Did Najib just pocket the Malaysian election? Opposition uproar as Barisan Nasional forces through boundary changes
Prime minister uses majority to ensure drastic redrawing of constituency boundaries in Pakatan Harapan strongholds – firing the starting gun for general election and signalling dissolution of parliament within days

Malaysian Prime Minister Najib Razak’s government on Wednesday pushed through controversial changes to the country’s constituency boundaries, a move opposition lawmakers immediately slammed as an attempt to steal a general election expected to be held within weeks.
Najib’s Barisan Nasional used its majority in the 222-seat legislature to force through the new constituency boundaries late in the afternoon, just hours after it was tabled.
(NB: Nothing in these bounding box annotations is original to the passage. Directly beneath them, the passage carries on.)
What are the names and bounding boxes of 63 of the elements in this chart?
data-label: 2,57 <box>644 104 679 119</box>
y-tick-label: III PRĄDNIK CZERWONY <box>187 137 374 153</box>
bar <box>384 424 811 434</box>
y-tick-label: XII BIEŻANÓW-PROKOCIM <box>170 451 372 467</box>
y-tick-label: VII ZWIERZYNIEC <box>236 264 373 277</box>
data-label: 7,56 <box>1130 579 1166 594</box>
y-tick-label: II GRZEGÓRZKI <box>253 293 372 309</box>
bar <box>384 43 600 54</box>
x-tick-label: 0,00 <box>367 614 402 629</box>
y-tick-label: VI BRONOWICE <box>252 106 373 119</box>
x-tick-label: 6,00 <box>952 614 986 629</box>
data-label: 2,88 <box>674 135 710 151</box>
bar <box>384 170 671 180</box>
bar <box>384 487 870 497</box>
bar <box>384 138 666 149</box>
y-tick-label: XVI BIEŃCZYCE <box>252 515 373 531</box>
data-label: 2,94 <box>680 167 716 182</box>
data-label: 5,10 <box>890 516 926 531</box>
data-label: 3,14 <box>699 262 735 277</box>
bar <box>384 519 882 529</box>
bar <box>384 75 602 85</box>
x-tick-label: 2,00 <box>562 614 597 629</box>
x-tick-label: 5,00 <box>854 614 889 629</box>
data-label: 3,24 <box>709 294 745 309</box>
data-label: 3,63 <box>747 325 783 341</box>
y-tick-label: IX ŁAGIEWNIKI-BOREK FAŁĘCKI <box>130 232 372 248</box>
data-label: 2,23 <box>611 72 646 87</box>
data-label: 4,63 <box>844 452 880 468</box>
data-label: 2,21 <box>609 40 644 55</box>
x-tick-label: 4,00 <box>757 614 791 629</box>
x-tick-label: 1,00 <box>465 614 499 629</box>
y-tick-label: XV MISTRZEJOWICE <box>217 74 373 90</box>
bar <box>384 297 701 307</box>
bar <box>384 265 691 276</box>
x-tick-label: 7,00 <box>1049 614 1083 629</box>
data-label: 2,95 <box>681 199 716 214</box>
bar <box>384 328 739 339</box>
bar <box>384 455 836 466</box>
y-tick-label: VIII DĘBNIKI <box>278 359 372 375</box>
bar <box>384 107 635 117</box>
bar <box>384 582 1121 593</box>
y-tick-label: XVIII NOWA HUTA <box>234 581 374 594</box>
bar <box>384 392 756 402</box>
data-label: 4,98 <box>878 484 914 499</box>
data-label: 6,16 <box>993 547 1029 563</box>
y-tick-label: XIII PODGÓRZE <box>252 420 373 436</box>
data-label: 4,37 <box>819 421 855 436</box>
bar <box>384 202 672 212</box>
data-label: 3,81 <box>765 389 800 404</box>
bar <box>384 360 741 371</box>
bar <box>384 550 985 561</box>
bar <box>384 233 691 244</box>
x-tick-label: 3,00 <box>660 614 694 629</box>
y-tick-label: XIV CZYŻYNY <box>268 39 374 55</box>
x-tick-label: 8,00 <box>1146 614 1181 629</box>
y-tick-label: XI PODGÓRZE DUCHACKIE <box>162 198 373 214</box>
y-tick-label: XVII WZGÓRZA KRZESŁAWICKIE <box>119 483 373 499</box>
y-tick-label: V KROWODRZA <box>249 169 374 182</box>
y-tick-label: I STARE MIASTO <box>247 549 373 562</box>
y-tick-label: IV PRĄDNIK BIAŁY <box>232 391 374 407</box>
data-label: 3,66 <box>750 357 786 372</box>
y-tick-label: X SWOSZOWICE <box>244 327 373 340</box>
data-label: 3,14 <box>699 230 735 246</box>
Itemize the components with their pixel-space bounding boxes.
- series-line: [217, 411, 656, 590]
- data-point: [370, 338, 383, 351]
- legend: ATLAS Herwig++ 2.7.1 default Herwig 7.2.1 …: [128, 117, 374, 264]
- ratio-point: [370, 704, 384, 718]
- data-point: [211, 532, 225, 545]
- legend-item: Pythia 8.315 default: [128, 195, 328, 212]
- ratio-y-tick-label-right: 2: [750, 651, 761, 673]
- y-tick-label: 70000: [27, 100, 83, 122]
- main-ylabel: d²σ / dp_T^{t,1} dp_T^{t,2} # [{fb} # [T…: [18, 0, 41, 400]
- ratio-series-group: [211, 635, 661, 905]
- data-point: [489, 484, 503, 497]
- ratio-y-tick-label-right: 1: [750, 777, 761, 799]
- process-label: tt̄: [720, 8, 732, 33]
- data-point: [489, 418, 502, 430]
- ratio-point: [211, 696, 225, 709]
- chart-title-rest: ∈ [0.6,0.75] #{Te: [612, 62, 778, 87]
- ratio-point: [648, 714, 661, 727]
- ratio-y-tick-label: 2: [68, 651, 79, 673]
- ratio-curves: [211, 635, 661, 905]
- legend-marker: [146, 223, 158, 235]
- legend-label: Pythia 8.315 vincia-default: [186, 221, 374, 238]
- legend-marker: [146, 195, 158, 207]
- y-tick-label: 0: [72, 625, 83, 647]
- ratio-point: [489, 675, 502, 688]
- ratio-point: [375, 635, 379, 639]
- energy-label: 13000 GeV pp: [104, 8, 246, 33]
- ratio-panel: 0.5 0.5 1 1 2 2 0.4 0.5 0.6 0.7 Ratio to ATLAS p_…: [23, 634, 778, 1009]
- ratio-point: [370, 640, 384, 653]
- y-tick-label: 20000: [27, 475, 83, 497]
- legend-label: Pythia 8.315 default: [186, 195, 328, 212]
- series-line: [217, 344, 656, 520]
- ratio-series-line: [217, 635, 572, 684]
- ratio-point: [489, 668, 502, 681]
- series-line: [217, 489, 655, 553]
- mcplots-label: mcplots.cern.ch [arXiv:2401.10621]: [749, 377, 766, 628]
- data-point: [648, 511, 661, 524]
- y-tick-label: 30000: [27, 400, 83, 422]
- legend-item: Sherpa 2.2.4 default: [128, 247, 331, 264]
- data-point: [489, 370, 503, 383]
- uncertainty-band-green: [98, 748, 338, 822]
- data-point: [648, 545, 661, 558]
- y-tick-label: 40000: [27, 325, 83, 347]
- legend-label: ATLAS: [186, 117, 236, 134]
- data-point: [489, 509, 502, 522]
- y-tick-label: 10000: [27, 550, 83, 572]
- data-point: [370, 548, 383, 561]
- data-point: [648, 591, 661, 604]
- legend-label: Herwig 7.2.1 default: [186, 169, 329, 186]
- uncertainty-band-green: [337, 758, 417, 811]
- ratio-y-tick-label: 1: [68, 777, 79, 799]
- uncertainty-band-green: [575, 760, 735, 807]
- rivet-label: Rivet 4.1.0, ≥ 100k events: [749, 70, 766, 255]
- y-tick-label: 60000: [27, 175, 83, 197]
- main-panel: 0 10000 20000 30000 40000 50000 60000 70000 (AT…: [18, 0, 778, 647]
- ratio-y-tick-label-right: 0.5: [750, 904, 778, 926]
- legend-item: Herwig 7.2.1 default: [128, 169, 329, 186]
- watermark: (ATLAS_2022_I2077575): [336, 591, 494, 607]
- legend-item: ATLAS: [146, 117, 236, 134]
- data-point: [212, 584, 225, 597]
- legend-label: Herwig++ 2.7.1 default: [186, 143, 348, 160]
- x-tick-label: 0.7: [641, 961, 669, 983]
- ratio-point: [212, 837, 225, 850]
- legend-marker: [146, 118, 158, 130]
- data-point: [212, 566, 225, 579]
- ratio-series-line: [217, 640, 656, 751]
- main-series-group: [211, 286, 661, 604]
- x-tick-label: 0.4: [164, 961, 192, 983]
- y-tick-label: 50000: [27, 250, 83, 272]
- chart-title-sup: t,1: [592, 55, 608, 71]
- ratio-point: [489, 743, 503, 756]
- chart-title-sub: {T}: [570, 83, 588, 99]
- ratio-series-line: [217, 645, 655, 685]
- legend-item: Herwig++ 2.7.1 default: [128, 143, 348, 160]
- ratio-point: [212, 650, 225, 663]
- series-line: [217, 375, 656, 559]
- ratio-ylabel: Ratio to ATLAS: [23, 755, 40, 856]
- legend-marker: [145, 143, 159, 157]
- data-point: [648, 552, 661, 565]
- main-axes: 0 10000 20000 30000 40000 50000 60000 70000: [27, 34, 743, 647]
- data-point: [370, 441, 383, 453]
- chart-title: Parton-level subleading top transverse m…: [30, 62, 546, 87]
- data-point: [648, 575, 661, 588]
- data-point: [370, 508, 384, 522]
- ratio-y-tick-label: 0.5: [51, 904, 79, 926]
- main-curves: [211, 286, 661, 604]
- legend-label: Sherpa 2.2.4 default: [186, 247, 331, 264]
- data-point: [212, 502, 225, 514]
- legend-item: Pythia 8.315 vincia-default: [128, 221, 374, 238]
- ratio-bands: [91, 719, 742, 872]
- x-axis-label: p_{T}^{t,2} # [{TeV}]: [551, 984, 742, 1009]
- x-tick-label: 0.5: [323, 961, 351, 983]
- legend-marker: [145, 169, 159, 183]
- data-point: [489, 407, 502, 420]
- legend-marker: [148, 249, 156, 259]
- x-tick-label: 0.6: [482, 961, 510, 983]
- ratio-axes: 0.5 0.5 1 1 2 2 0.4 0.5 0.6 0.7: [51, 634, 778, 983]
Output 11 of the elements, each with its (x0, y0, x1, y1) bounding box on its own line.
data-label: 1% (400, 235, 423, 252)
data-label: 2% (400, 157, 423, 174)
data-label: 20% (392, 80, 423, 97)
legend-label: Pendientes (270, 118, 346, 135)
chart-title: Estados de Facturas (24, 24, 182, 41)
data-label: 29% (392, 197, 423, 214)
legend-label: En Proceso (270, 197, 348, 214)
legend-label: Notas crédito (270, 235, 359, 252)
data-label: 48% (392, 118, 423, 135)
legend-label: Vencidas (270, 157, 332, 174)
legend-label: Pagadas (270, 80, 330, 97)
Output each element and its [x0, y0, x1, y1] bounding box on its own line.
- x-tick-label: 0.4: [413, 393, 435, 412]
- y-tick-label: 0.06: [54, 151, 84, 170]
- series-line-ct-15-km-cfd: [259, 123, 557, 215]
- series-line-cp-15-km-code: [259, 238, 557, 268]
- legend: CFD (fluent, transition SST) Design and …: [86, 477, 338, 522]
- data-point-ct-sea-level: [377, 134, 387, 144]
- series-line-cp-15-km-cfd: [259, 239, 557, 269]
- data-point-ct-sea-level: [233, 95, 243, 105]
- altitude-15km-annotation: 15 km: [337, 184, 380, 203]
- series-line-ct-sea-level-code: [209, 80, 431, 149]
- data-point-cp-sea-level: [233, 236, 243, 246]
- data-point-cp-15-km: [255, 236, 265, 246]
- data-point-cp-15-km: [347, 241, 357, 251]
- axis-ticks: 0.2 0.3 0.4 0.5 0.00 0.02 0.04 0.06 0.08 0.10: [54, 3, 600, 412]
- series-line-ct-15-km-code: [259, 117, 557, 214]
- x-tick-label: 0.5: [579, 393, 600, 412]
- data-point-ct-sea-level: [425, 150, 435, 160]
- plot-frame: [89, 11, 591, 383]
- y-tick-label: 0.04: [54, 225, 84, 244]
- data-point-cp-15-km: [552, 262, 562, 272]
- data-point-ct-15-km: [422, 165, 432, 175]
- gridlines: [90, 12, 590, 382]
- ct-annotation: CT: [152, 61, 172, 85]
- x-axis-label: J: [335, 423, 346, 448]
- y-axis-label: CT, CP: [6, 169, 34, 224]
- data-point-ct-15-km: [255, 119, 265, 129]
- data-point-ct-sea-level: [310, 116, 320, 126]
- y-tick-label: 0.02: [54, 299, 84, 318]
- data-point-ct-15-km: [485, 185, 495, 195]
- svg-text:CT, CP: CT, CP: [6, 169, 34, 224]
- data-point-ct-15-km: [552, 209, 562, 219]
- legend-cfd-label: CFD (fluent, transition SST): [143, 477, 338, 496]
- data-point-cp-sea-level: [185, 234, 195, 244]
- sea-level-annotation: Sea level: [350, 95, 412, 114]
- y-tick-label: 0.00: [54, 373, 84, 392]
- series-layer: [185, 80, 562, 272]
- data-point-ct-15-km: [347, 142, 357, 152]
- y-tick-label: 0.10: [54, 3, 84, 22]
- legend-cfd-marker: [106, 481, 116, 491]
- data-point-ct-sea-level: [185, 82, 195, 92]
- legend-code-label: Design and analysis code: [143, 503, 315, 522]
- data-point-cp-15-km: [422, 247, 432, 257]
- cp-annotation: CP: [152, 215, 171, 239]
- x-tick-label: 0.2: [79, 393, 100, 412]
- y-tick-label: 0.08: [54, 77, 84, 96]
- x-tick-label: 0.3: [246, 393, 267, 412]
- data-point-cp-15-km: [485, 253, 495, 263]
The former premier Mahathir Mohamad, who leads the opposition after defecting from Barisan Nasional in 2016, said at a protest rally before the vote that “these coming elections will most certainly not be clean”.
At the event near parliament, Mahathir decried the premier as a “monster” and a “rogue” for forcing through the changes. The pro-democracy activist Maria Chin was quoted as saying the new electoral map was the “biggest cheating to ever happen”.

Inside the legislature’s chambers, Speaker of Parliament Pandikar Amin Mulia offered lawmakers ten minutes each to debate the issue, with a total of 14 lawmakers from both sides taking part.
Raucous proceedings saw opposition lawmakers hold up signs with the phrase “rise up to stop cheating,” when the speaker called for a vote.